PBB: Masa Depan Anak-Anak Rohingya Suram

Anak/anak Rohingya di kamp pengungsian Bangladesh (Reuters/Mohammad Ponir Hossain)
28 Agustus 2018 04:00 WIB Chelin Indra Sushmita Internasional Share :

Solopos.com, DHAKA – Anak-anak pengungsi Rohingya yang menetap di pengungsian Cox's Bazar, Kutupalong, Bangladesh, tidak mendapatkan pendidikan formal. Hal itu disampaikan oleh badan Persatuan Bangsa-Bangsa (PBB) yang mengurusi pengungsi Rohingya di Bangladesh, Unicef.

Perwakilan Unicef yang terus memantau kondisi pengungsi Rohingya mengatakan, masa depan anak-anak tersebut dipertaruhkan. Sebab, mereka tidak mendapatkan pendidikan selama tinggal di pengungsian. Masa depan sekitar 380.000 anak-anak Rohingya di pengungsian Bangladesh sangat memprihatinkan. Kondisi serupa juga dialami sejumlah anak-anak Rohingya yang masih berada di tanah tak bertuan di perbatasan Bangladesh-Myanmar.
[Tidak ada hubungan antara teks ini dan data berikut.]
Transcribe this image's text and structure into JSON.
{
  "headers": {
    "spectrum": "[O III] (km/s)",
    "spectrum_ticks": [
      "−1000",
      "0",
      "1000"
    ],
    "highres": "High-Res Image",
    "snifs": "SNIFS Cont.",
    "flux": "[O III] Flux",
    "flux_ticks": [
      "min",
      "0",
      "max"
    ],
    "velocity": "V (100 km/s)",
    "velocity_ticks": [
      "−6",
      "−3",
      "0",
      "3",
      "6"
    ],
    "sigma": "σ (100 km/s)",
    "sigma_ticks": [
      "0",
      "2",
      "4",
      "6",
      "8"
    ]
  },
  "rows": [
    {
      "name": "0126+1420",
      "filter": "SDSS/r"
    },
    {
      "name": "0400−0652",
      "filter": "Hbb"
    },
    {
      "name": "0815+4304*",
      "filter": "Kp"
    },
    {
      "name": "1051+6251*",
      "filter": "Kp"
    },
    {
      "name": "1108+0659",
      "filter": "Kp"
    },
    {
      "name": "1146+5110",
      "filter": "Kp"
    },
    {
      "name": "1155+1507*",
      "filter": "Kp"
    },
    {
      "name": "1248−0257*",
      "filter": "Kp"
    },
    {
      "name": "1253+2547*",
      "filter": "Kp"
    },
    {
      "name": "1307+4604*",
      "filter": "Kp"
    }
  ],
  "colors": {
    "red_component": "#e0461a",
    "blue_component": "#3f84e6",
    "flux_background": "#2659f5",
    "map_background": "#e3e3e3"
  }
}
"Bangladesh melarang para pengungsi menerima pendidikan formal. Sebab, pemerintah khawatir mereka bakal menjadi penduduk tetap di Bangladesh," kata juru bicara Unicef, Alastair Lawson Tancred seperti dikutip dari The Guardian, Senin (27/8/2018).

Sementara itu, menurut laporan badan amal, Save the Children, ada lebih dari 6.000 anak Rohingya yang tinggal terpisah dari orang tua mereka di Cox's Bazar, Bangladesh. Sebagai informasi, Cox's Bazar merupakan pusat pengungsian Rohingya di Bangladesh.

Beberapa lembaga amal menyediakan layanan pendidikan dasar bagi anak-anak pengungsi Rohingya. Mulai dari sekolah darurat, bimbingan konseling, sampai perpustakaan. Namun, semua bantuan tersebut belum bisa dinikmati oleh semua pengungsi Rohingya. Keterbatasan sukarelawan menjadi kendala yang sulit diatasi.

Sebenarnya, pemerintah Bangladesh dan Myanmar telah menyepakati proses repatriasi pengungsi Rohingya. Namun, sampai saat ini mereka belum melakukan proses pemulangan karena sejumlah kendala. Adapun kendala terbesar yakni warga Rohingya yang menolak dipulangkan jika tidak mendapatkan jaminan keamanan dari pemerintah Myanmar.